"Une jument verte? Ce doit être aussi rare qu'un ministre vertueux."
Au vu du titre et du résumé on pourrait s'attendre à une histoire surnaturelle, un récit surréaliste, mais cela serait bien mal connaître Marcel Aymé. En fait, ce livre aurait pu s'appeler "Etude des mœurs sexuelles de la population rurale de la fin du 19ème siècle".
Si si, je vous jure. Si jument, je vais en enfer... Bref.
Pourtant rien n'est plus vrai qu'un jour chez un maquignon jurassien naquit une jument verte. Elle fit la renommée de son propriétaire, Jules Haudouin, attisa la curiosité de tous les habitants du petit village de Claquebue dans lequel, il faut bien l'avouer, il ne se passait pas grand chose (le temps s'écoulant si lentement que les vieux ne mourraient même plus) et y attira jusqu'à l'empereur qui s'en serait mordu les doigts de ne pas voir de ses propres yeux pareil prodige.
Mais cette jument couleur de jade devient vite un observateur, un narrateur dans ses "commentaires de la jument", elle qui ne subsiste plus qu'en deux dimensions dans un tableau affiché dans la maison de famille. Et dans cette condition où elle est réduite, ne pouvant bien sur plus assouvir ses envies et pulsions "animales" dirons-nous, il ne lui reste plus qu'à étudier celles des autres, en particulier celles des deux fils Haudouin, Honoré et Ferdinand, aux caractères et aux mœurs diamétralement opposés.
Comme dans La Vouivre, ce qui fait tout l'intérêt de ce roman, c'est l'acuité avec laquelle Marcel Aymé met à jour les traits de caractère, les travers de ces gens du Jura (et de la campagne en général) sans jamais se départir d'une ironie certaine, d'un humour sarcastique. Le fil rouge de cette histoire est une lettre. Lettre que les Haudouin se seraient faite voler par leurs voisins, ennemis de toujours, les Maloret et dans laquelle un scabreux secret de famille est dévoilé. Mais sont-ce vraiment les Maloret qui détiennent cette missive ? Rien n'est moins sur.
Encore une fois, Marcel Aymé n'épargne personne mais le fait avec une certaine tendresse.
Ni les républicains qui renient l'église haut et fort en public mais qui le soir dans leur lit, ne peuvent s'empêcher de songer au péché que cela représente de besogner leur chère étendue et à ce qu'il leur en coûtera pour leur billet d'entrée au paradis.
Ni les réactionnaires dévots voir bigots, se rendant à confesse et à la messe comme vous à la boulangerie, qui une fois à l'abri des regards indiscrets se livrent à bien des dégueulasseries mais, du moment que l'on s'en repent, tout va bien hein.

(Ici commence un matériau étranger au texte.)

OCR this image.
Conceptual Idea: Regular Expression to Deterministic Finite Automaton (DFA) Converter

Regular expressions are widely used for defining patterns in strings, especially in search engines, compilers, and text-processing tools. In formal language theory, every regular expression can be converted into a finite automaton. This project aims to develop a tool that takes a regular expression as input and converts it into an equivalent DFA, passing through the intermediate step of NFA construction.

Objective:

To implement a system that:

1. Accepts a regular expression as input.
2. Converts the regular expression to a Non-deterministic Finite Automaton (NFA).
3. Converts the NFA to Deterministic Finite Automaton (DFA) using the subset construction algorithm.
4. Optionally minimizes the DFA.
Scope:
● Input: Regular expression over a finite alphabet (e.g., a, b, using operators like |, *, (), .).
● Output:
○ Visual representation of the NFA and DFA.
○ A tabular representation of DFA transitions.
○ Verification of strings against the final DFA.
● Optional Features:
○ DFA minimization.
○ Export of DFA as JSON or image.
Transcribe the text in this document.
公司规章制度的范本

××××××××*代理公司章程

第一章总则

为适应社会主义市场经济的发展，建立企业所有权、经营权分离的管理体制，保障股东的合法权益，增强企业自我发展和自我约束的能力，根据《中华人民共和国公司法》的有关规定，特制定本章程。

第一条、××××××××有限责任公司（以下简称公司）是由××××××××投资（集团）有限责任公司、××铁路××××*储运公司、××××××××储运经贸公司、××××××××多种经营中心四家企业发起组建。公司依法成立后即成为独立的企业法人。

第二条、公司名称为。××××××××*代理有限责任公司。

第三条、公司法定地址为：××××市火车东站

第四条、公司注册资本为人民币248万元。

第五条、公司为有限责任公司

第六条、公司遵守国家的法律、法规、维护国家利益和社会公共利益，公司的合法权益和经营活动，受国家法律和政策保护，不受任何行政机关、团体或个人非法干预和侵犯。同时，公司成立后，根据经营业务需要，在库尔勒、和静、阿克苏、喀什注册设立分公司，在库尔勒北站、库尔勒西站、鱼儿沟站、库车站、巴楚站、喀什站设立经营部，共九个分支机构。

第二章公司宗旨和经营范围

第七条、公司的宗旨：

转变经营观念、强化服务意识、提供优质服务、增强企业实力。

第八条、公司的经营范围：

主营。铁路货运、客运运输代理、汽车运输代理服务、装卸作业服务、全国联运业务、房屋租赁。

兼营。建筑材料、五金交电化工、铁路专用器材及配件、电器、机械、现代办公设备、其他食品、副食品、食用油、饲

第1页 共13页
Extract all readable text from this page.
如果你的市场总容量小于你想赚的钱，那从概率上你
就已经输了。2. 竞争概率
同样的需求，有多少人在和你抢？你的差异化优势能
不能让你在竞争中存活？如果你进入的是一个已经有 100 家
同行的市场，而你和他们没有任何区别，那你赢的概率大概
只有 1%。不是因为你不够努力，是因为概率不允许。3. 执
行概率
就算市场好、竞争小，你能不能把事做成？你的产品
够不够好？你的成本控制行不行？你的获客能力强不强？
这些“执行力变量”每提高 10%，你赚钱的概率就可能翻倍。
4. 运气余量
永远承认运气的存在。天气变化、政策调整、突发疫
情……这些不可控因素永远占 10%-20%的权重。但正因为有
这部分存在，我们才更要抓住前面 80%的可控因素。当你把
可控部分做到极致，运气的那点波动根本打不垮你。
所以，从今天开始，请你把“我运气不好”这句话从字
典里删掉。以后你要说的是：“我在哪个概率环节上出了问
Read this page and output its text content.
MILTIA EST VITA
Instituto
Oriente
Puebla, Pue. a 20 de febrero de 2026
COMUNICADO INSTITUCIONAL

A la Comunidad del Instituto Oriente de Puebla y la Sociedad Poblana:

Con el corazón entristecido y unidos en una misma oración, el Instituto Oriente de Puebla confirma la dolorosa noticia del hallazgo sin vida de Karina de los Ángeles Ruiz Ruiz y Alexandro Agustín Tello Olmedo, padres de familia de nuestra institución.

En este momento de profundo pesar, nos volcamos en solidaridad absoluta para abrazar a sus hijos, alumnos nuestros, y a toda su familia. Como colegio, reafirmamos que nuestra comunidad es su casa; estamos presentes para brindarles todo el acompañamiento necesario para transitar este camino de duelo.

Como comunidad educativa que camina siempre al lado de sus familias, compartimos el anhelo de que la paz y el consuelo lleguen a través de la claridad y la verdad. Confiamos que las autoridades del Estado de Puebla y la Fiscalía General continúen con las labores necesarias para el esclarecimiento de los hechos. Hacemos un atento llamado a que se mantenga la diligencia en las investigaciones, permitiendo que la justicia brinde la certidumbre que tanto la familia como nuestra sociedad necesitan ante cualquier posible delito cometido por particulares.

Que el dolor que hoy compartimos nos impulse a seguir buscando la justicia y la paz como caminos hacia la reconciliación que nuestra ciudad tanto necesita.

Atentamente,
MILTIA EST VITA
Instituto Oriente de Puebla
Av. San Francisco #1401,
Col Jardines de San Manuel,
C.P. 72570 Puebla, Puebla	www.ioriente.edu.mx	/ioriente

Bien sur, comme dans tout bon village qui se respecte, tout le monde est au courant de tout mais personne n'en parle, car comme il est dit dans le livre, où va-t-on si l'on ne peut plus pécher sans en être accusé publiquement ?!
Un ouvrage qui en son époque a du en surprendre plus d'un et causer un certain remue-ménage et dans les esprits, et dans les caleçons.